Маннергейм часами простаивал под окнами пансиона, и в конце концов Зина сдалась. Маша не упрекала её – Зина была одна, она была в отчаянии. Состояние сестры ухудшалось, княжна не получала достойной медицинской помощи – врач приходил всего раз в неделю и не очень-то интересовался пациенткой. Возможно, просто не знал, что делать. Барон Маннергейм сразу же решил везти Машу к себе на родину. Он рассчитывал на свои связи со шведами, и действительно шведский хирург сделал в Хельсинки операцию, после которой княжна пошла на поправку, во всяком случае, опасения за её жизнь исчезли. Челюсть восстановили из взятой из бедра кости, речь вернулась, но появилась хромота и сильные боли в ноге. Операцию оплатил Маннергейм, взял в долг у шведской родни. Зина хотела продать фамильные драгоценности, княжескую диадему и ожерелье из сапфиров, которые Маша взяла с собой из Петербурга в свой последний приезд в столицу, но барон не позволил ей. Все расходы взял на себя. Он же сообщил Зине о гибели бывшего жениха Маши князя Григория Белозёрского в бою под Царицыном в 1919 году. Ему написал один из старых гвардейских приятелей, служивших у Деникина.

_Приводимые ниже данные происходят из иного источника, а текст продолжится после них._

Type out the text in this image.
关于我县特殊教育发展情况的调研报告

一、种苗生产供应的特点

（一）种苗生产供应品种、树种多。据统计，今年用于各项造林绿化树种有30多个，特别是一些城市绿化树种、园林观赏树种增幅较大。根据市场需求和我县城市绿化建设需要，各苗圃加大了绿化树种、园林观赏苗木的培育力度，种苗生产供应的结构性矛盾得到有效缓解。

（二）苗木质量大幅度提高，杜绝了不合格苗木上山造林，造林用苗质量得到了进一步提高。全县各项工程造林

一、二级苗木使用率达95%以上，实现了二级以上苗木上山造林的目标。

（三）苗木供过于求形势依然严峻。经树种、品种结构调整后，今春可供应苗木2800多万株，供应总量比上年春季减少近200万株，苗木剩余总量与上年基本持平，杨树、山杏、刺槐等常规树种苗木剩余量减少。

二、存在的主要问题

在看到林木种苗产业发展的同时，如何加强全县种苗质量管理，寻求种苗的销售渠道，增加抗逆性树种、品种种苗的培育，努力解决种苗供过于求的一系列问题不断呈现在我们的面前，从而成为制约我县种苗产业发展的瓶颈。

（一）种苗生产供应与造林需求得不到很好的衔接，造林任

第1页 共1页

Зина плакала, она не знала как сказать Маше, которая была ещё слаба. Как сказать о смерти Григория, а особенно о том, что незадолго до гибели он всё-таки обвенчался с той, другой, «капитанской дочкой» Катенькой Опалевой, ради которой, собственно, и расторг помолвку с Машей. И как Белозёрский мог жениться на этой Опалевой – девице без роду, без племени! Они были из таких разных кругов, что даже казалось странным, как судьба могла свести их вместе. Увы, Катенька являлась воспитанницей матери Григория, княгини Алины Николаевны. И из-за этого вся жизнь Маши оказалась разбита.